HSBC surprises with share buyback, BP posts sharp drop in 1H profits
London open
Futures for the FSTE 100 were dipping by 8.5 points to 7,680.50.
Stocks to watch
HSBC said that profit before tax more than doubled over the six months ending on 30 June, rising by $12.9bn to $21.7bn. That included the reversal of an impairment charged related to the planned sale of its retail banking operations in France and a provisional gain of $1.5bn on the purchase of Silicon Valley Bank UK. Revenues meanwhile rose by $12.3bn to $36.9bn. The Asia-focused lender also unveiled a second interim dividend of 10 US cents per share and surprised with another share buy back of up to $2.0bn that was expected to complete in three months.
BP reported a sharp 78% drop in its second quarter attributable profits to reach $1.79bn. Capital expenditures also declined, by $4.3bn after a $3.3bn decline over the previous three months. On a replacement cost basis, the oil major's profit fell 73% to $2.34bn. Earnings per share on that same basis meanwhile reduced from $27.74 to $14.77. Its net debt on the other hand rose by 11.4% to $23.66bn.
Fresnillo posted a 6.1% increase in adjusted first half revenues to reach $1.43bn on the back of higher gold and silver volumes and prices. Also on an adjusted basis however, production costs jumped by 17.4% to $773.9m in comparison to a year earlier, as a result of the appreciation in the Mexican peso. Hence, its profit before tax dropped 69.2% to $47.9m and basic diluted earnings per share from continuing operations by 44.7% to 8.8 US cents. Free cash flow reduced sharply, falling from $93.5m in the year earlier period to $18.7m. The miner declared an interim dividend of 1.40 US cents.
In the press
The UK’s biggest retailers have reported the first monthly fall in shop prices for two years, as stores tried to tempt in customers with big discounts during July’s unseasonably wet weather. The British Retail Consortium (BRC) said its annual shop price inflation rate, compiled with the help of NielsenIQ, had declined to its lowest level of the year, sliding to 7.6% last month from 8.4% in June. – Guardian
The UK competition watchdog has said it will decide whether to clear or block Microsoft’s $69bn (£54bn) takeover of the video game developer Activision Blizzard by 29 August, as it gave fresh hope for the transaction by opening a new consultation on it. The Competition and Markets Authority, which had originally said in April it would block the deal to take over the owner of hit titles such as Call of Duty, World of Warcraft and Candy Crush, is seeking public contributions on whether it should clear it after a new submission from Microsoft. – Guardian
Vladimir Putin’s decision to block Ukrainian grain exports means British families will face higher food prices for longer than expected, the supermarkets trade body has warned. Inflation has been falling in recent months but prices on global food markets have shot up in the past fortnight as Russia rains missiles down on Ukrainian ports used to transport grain. – Telegraph
US close
Wall Street's main market gauges ended the day slightly higher to cap off a fifth consecutive month of gains.

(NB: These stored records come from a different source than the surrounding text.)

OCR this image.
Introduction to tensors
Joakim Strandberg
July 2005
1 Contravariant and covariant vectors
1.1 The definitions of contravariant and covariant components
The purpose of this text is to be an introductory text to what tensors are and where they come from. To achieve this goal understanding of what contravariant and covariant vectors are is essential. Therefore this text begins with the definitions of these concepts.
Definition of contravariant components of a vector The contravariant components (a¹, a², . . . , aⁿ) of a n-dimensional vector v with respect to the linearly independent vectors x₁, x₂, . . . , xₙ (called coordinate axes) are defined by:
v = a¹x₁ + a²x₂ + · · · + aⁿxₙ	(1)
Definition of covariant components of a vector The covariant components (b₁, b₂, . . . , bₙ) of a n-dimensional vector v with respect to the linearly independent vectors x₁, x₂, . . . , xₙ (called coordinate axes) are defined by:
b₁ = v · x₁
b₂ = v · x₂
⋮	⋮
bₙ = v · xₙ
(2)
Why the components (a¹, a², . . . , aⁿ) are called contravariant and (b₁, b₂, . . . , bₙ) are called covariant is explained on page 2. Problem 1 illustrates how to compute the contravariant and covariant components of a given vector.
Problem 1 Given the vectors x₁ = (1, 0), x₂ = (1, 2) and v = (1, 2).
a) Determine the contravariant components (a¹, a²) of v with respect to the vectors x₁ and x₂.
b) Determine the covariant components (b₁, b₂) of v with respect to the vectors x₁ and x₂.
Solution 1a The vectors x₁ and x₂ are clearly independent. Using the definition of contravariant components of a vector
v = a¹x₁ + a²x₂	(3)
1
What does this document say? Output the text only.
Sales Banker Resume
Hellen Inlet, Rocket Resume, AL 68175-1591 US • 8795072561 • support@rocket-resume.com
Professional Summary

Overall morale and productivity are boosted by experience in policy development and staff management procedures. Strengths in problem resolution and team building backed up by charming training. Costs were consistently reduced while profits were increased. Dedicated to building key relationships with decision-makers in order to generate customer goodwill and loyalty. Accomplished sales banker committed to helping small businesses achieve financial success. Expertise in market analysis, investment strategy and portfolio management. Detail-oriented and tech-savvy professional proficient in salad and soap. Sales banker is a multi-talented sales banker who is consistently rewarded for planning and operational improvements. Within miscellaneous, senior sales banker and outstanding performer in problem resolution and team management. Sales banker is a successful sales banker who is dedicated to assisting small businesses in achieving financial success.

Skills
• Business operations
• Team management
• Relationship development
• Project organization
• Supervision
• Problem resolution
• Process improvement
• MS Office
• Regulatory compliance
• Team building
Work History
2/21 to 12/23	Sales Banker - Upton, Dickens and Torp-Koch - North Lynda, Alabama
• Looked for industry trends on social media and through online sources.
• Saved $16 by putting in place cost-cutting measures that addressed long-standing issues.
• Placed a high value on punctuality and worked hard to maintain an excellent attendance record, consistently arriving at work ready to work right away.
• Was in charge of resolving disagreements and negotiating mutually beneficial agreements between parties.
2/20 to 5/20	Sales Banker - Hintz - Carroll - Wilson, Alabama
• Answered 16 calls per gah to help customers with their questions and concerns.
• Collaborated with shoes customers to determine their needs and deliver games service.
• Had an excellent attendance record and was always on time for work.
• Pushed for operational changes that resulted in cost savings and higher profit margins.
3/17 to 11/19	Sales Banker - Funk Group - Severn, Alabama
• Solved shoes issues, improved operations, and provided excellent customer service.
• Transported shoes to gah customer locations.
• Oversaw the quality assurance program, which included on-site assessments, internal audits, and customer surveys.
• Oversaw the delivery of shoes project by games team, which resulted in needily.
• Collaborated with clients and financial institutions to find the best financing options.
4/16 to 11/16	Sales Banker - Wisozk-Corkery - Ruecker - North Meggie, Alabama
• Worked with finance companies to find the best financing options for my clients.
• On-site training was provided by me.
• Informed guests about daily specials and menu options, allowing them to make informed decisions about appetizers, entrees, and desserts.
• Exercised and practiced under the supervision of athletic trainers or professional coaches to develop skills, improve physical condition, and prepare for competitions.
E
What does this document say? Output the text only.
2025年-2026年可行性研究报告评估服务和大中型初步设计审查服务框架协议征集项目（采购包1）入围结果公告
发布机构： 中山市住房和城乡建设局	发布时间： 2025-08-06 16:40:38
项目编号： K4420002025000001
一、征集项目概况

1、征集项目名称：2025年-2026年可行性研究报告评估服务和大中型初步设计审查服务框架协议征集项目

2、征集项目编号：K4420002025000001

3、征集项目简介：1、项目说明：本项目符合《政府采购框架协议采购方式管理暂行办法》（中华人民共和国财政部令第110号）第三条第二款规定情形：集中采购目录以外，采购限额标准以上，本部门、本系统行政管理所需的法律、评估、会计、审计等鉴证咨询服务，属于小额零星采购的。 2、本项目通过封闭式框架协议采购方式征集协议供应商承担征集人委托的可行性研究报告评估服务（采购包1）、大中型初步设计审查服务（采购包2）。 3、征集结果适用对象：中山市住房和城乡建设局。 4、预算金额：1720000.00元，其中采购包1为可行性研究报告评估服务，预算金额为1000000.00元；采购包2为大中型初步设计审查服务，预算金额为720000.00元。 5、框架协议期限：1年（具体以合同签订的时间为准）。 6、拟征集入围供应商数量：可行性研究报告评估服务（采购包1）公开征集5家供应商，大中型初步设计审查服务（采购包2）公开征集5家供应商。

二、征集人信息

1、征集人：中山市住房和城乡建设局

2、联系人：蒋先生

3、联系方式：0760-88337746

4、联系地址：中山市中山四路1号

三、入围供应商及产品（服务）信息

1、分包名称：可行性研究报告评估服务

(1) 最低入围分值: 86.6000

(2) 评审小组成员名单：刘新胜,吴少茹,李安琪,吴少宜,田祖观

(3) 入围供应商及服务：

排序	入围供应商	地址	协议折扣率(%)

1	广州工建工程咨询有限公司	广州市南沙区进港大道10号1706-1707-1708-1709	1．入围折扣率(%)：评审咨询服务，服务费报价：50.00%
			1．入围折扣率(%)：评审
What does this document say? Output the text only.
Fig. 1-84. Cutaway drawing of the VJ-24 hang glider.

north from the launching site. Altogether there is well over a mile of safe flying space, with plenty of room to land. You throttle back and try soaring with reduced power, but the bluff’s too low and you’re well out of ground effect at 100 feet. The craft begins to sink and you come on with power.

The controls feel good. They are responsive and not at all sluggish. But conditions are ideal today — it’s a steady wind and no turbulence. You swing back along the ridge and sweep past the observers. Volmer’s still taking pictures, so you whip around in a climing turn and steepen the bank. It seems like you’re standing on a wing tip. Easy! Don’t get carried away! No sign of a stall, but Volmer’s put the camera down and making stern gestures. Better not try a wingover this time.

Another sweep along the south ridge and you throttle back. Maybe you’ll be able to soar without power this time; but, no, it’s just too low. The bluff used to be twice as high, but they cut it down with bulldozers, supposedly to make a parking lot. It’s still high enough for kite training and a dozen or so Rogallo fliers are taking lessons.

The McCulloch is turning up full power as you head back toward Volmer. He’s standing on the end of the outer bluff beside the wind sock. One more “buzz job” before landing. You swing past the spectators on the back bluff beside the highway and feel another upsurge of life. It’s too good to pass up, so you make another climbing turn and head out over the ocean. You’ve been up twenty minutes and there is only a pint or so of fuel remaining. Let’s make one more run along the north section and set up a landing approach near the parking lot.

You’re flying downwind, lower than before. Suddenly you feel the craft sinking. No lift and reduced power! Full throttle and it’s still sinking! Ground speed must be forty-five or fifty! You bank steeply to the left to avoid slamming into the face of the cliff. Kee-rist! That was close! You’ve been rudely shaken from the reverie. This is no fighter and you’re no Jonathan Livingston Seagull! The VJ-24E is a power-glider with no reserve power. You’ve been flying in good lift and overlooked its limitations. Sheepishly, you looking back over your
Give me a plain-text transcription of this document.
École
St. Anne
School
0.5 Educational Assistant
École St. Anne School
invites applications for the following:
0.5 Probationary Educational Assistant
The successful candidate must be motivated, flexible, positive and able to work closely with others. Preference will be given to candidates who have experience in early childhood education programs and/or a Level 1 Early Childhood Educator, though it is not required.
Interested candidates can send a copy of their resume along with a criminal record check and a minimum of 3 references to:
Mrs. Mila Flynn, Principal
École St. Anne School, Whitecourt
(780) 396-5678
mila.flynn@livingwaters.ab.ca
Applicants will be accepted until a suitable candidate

The Dow Jones Industrial Average edged up 0.28% to 35,559.53, alongside a 0.15% rise for the S&P 500 to 4,588.96.
In parallel, the Nasdaq Composite rose 0.21% to 14,346.02.
Joshua Mahony, chief market analyst at Scope Markets, said: "Earnings remain a key driver of markets as we move through the second quarter, with big hitters Apple and Amazon maintaining the tech theme this week.
"[...] With 51% of the S&P 500 having reported, this marks the halfway point for Q2 earnings season. It has been notable that those initial reports have seen the blended earnings growth rate for Q2 drop to -7.3% (vs 7% expected), despite seeing 80% of the companies outperform estimates."